If all of this is termed as ‘jihad’, a ‘holy war’, who is this war declared against? Is this holy war directed against poverty, social injustice, corruption, illiteracy, violation of human rights and all other social and moral evils? The answer is sadly no. Than who is the target of this holy war. Is it only the innocent people who are being killed as a result of this self-imposed sacred battle, people who are armless and peaceful? Ironically, the answer this time is yes.

By doing all this, what message are we posting to the rest of the world? There is a huge discrepancy when we claim Islam is a religion of peace, and contrary to that we are engaged to gain that peace through proclaiming a war. With the hijacking of US planes and attacking the World Trade Centre on September 11, 2001, the message of Islam as a religion of peace was also being hijacked by those hijackers. The resulting war is against civilisation, it is against human rights and a constant threat to humanity, no matter whatever name is given to that war.
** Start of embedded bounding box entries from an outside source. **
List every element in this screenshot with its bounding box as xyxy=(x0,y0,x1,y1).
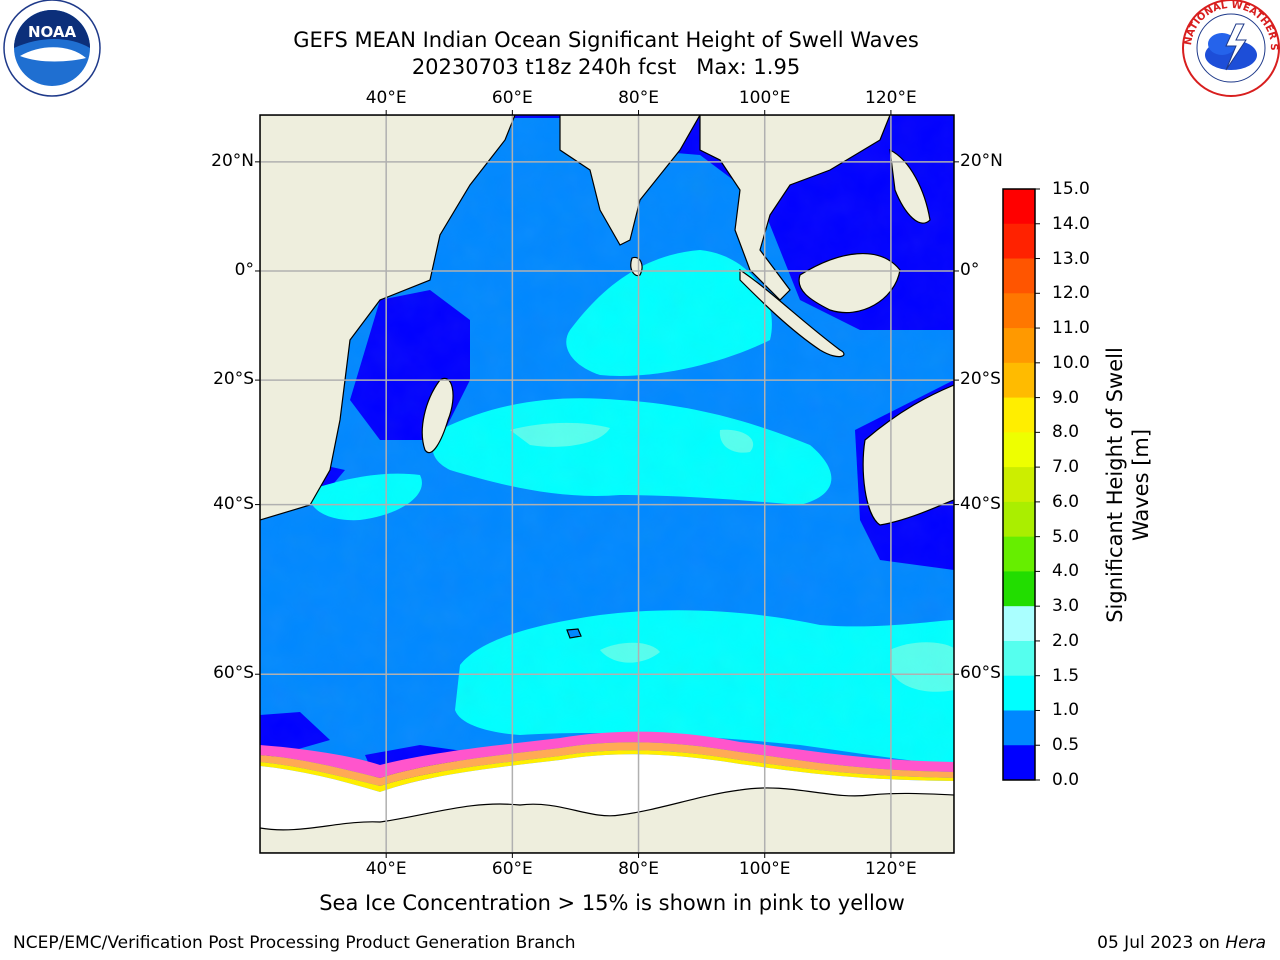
colorbar-segment xyxy=(1003,640,1035,677)
max-value: Max: 1.95 xyxy=(696,55,801,79)
x-tick-label: 100°E xyxy=(738,88,791,108)
y-tick-label: 60°S xyxy=(213,663,254,684)
colorbar-segment xyxy=(1003,258,1035,294)
footer-host: Hera xyxy=(1225,933,1266,953)
tick-marks xyxy=(255,110,959,858)
colorbar-tick-label: 8.0 xyxy=(1052,422,1080,443)
run-info: 20230703 t18z 240h fcst xyxy=(411,55,677,79)
map-grid xyxy=(260,115,954,853)
colorbar-segment xyxy=(1003,189,1035,225)
colorbar-tick-label: 7.0 xyxy=(1052,457,1080,478)
x-tick-label: 60°E xyxy=(491,859,533,879)
colorbar-tick-label: 3.0 xyxy=(1052,596,1080,617)
sea-ice-note: Sea Ice Concentration > 15% is shown in … xyxy=(319,891,905,915)
noaa-wordmark: NOAA xyxy=(28,23,77,41)
x-tick-label: 80°E xyxy=(618,859,659,879)
colorbar-segment xyxy=(1003,536,1035,572)
chart-title-line2: 20230703 t18z 240h fcst Max: 1.95 xyxy=(256,54,956,80)
footer-date: 05 Jul 2023 on xyxy=(1097,933,1220,953)
x-tick-label: 40°E xyxy=(365,859,407,879)
island-outline xyxy=(566,628,582,639)
map-border xyxy=(259,114,955,854)
colorbar-tick-label: 15.0 xyxy=(1052,179,1090,199)
colorbar-segment xyxy=(1003,397,1035,433)
colorbar-segment xyxy=(1003,432,1035,468)
colorbar-segment xyxy=(1003,362,1035,399)
colorbar-segment xyxy=(1003,606,1035,642)
y-tick-label: 20°N xyxy=(960,150,1003,171)
x-tick-label: 80°E xyxy=(618,88,659,108)
colorbar-tick-label: 6.0 xyxy=(1052,491,1080,512)
footer-left: NCEP/EMC/Verification Post Processing Pr… xyxy=(13,933,576,953)
y-tick-label: 20°S xyxy=(213,369,254,390)
colorbar-tick-label: 14.0 xyxy=(1052,213,1090,234)
colorbar-tick-label: 4.0 xyxy=(1052,561,1080,582)
y-tick-label: 0° xyxy=(234,259,254,280)
colorbar-tick-label: 1.0 xyxy=(1052,700,1080,721)
colorbar-tick-label: 1.5 xyxy=(1052,665,1080,686)
y-tick-label: 40°S xyxy=(960,493,1001,514)
colorbar-label-line1: Significant Height of Swell xyxy=(1103,347,1127,623)
x-tick-label: 120°E xyxy=(865,859,917,879)
colorbar-tick-label: 10.0 xyxy=(1052,352,1090,373)
colorbar-tick-label: 11.0 xyxy=(1052,318,1090,339)
colorbar-border xyxy=(1002,188,1036,781)
y-tick-label: 20°N xyxy=(211,150,254,171)
lightning-icon xyxy=(1225,23,1247,71)
colorbar-segment xyxy=(1003,675,1035,711)
colorbar-segment xyxy=(1003,223,1035,260)
x-tick-label: 100°E xyxy=(738,859,791,879)
colorbar-segment xyxy=(1003,745,1035,781)
y-tick-label: 40°S xyxy=(213,493,254,514)
colorbar-segment xyxy=(1003,328,1035,364)
x-tick-label: 60°E xyxy=(491,88,533,108)
footer-right: 05 Jul 2023 on Hera xyxy=(1097,933,1266,953)
colorbar-segment xyxy=(1003,501,1035,538)
colorbar-tick-label: 0.5 xyxy=(1052,735,1080,756)
x-tick-label: 40°E xyxy=(365,88,407,108)
colorbar-segment xyxy=(1003,710,1035,746)
colorbar-segment xyxy=(1003,571,1035,607)
y-tick-label: 0° xyxy=(960,259,980,280)
colorbar-segment xyxy=(1003,293,1035,329)
nws-logo: NATIONAL WEATHER SERVICE xyxy=(0,0,1280,97)
colorbar-segment xyxy=(1003,467,1035,503)
x-tick-label: 120°E xyxy=(865,88,917,108)
y-tick-label: 20°S xyxy=(960,369,1001,390)
svg-text:NATIONAL WEATHER SERVICE: NATIONAL WEATHER SERVICE xyxy=(0,0,1279,51)
colorbar-tick-label: 13.0 xyxy=(1052,248,1090,269)
colorbar xyxy=(1003,188,1040,781)
sea-ice-edge xyxy=(260,731,954,792)
chart-title-line1: GEFS MEAN Indian Ocean Significant Heigh… xyxy=(293,28,919,52)
colorbar-tick-label: 12.0 xyxy=(1052,283,1090,304)
y-tick-label: 60°S xyxy=(960,663,1001,684)
colorbar-tick-label: 5.0 xyxy=(1052,526,1080,547)
colorbar-tick-label: 2.0 xyxy=(1052,630,1080,651)
colorbar-tick-label: 0.0 xyxy=(1052,770,1080,790)
nws-ring-text: NATIONAL WEATHER SERVICE xyxy=(0,0,1279,51)
noaa-logo: NOAA xyxy=(3,0,101,97)
colorbar-label-line2: Waves [m] xyxy=(1129,428,1153,542)
map-panel xyxy=(260,115,954,853)
colorbar-tick-label: 9.0 xyxy=(1052,387,1080,408)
It is true that the condition of world today clearly requires a jihad, a holy war, but that should be directed to eradicate social and moral evils. That should be directed to restore peace of the world and a fight against hunger, HIV-AIDS and extreme poverty. Islam has clearly asserted that the super degree of jihad is to fight with your own self, the evil inside you.

The notion to fight ‘the evil inside’ is a clear way to restore our dignity and peaceful profile in world. Greater levels of tolerance and respect to others are the only ways to regain that reputation. ‘You shall have your religion and I shall have mine’ should be the way of life.
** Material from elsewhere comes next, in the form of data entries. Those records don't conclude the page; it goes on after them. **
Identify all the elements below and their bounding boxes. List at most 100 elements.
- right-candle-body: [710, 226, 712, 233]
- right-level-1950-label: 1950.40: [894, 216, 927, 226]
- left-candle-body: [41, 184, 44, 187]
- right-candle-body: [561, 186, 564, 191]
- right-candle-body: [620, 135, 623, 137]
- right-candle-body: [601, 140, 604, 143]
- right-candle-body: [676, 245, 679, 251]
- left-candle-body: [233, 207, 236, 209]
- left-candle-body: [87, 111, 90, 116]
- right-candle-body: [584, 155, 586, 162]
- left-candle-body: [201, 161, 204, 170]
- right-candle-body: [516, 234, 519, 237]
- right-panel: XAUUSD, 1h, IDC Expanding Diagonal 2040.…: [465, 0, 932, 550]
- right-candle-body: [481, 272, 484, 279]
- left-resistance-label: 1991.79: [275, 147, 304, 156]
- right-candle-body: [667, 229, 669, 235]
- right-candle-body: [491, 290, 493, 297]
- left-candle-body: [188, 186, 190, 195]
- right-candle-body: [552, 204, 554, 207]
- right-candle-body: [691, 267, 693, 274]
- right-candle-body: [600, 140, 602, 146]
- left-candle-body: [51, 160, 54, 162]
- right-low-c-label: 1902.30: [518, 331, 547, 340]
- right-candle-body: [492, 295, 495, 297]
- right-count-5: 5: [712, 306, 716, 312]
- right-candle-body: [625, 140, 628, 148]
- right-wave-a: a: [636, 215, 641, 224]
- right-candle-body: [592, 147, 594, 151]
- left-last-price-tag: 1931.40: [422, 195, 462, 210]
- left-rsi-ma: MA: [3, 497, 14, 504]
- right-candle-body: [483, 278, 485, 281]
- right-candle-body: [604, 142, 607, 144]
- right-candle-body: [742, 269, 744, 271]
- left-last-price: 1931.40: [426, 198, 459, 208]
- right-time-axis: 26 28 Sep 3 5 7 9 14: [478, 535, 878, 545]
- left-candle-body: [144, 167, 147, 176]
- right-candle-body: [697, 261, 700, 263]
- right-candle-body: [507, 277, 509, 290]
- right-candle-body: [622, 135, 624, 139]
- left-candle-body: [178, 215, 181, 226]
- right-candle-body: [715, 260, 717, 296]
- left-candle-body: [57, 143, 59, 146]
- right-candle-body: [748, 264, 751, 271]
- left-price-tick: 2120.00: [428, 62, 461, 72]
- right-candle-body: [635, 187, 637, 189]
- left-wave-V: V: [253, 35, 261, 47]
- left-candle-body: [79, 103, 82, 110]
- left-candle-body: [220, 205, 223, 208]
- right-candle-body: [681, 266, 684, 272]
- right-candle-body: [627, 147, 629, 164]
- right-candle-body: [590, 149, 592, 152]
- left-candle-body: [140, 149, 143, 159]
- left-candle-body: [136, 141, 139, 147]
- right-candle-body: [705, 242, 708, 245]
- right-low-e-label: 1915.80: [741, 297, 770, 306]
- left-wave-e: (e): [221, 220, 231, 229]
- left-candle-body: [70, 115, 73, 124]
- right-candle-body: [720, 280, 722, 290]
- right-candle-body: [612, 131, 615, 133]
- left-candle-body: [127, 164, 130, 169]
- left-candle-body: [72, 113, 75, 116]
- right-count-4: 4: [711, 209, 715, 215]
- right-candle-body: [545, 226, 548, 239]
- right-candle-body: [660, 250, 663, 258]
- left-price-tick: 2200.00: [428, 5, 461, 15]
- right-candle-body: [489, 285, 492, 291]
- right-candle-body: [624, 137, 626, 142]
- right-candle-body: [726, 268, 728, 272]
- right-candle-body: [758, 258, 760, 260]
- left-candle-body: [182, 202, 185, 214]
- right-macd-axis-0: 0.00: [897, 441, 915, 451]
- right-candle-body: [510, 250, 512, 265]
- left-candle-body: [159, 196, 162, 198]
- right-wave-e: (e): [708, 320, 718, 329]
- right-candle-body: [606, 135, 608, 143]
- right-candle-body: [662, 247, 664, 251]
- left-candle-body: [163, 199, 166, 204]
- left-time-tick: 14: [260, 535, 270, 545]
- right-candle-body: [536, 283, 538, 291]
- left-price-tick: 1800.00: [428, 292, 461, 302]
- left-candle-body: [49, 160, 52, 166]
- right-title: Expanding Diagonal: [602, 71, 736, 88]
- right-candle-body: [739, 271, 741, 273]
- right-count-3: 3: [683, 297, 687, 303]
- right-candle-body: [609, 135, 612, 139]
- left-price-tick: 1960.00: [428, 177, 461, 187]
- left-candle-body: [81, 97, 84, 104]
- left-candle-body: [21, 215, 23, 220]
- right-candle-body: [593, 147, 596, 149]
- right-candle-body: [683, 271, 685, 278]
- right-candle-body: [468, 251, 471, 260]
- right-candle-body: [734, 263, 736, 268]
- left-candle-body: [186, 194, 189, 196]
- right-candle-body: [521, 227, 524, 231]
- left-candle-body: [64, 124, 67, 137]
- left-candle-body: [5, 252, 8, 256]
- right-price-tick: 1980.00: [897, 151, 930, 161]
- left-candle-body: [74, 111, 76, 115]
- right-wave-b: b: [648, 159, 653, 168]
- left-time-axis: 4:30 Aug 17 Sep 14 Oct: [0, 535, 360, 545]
Time has come to think and reflect upon the message we are giving to world. It is time to reconstruct our message and re-direct this holy war against social and moral evils within first and then to rest of the world. Taking pride in a glorious past is good thing but denial of today’s realities and unclear path to future will lead nowhere. Extremism in any form has no vision, and has no clear path and destination. It merely has darkness; darkness of the age of Abu Jehal. The way to come out of this vicious circle is to disregard the clash of civilisations and embrace the global civilisation of human dignity and human brotherhood.

It is never too late to rethink and re-adopt the genuine path to salvation.